Mengutip laman worldwetlandsday, lahan basah dunia menghilang tiga kali lebih cepat ketimbang hutan dan diperparah dengan kondisi bahwa lebih dari 35 persen lahan basah telah terdegradasi sejak 1970.

Di Tanah Air, hasil penelitian kerja sama Pusat Penelitian dan Pengembangan Sosial Ekonomi dan Perubahan Iklim Kementerian Lingkungan Hidup dan Kehutanan beserta Yayasan Konservasi Alam Nusantara (YKAN) pada 2022, menunjukkan bahwa laju kerusakan tutupan mangrove selama 10 tahun terakhir adalah 1,3 kali lebih cepat dibandingkan kawasan lain di Asia Tenggara (Arifanti, et.al, 2022).

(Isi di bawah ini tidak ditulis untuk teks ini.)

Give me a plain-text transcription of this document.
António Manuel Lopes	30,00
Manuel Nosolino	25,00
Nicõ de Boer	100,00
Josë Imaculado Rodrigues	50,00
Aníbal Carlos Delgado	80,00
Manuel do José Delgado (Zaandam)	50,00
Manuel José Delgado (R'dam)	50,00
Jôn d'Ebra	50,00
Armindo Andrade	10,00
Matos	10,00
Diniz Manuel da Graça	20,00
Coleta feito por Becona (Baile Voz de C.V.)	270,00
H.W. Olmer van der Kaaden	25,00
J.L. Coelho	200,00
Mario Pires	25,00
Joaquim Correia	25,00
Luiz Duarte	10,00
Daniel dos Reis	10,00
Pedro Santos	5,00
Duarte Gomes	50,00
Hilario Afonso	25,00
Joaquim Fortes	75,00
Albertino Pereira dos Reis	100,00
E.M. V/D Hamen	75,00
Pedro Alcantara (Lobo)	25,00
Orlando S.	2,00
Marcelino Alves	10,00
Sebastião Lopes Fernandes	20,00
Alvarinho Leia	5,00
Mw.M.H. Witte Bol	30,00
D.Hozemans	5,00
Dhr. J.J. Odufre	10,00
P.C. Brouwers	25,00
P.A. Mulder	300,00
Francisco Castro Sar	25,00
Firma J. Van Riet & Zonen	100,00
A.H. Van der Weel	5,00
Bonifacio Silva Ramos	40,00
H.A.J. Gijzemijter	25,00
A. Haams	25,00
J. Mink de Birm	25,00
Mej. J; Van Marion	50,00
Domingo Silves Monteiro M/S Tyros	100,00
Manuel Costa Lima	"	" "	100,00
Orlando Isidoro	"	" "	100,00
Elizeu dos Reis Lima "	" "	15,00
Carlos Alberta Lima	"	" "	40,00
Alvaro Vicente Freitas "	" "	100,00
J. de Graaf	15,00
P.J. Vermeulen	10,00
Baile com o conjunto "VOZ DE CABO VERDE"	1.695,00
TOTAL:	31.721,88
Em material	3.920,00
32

Emisi historis Gas Rumah Kaca (GRK) yang ditimbulkan dari kerusakan mangrove dalam kurun tersebut sebesar 15 persen dari total emisi sektor kehutanan Indonesia tahun 2020 yang mencapai 28 Megaton CO2 ekuivalen per tahun.

Indonesia memiliki luas gambut sebesar 13,43 juta hektare, berdasarkan kajian penelitian bertajuk Revisiting Tropical Peatlands in Indonesia: Semi-detailed Mapping, Extent and Depth Distribution Assesment yang dilakukan oleh Anda et.al (2021).

Angka tersebut menempatkan Indonesia menjadi pemilik lahan gambut tropis terluas di Asia.

Sementara berdasarkan Peta Mangrove Nasional (KLHK, 2021), luas ekosistem mangrove Indonesia tercatat sekitar 3,36 juta hektare.

Belasan juta hektar luasan gambut dan mangrove tersebut adalah aset dalam upaya mitigasi perubahan iklim, melalui skema solusi iklilm alami (Nature Climate Solution).

Solusi Iklim Alami merupakan serangkaian upaya mitigasi perubahan iklim yang mencakup perlindungan ekosistem berbasis bentang alam (hutan, lahan basah, dan padang rumput); pengelolaan lahan produktif (konsesi hutan, lahan pertanian, dan lahan penggembalaan); serta restorasi kawasan (hutan dan dan lahan basah).

Indonesia menerapkan sejumlah jalur mitigasi dari solusi iklim alami dalam tiga ekosistem penting, yaitu gambut, mangrove, dan hutan.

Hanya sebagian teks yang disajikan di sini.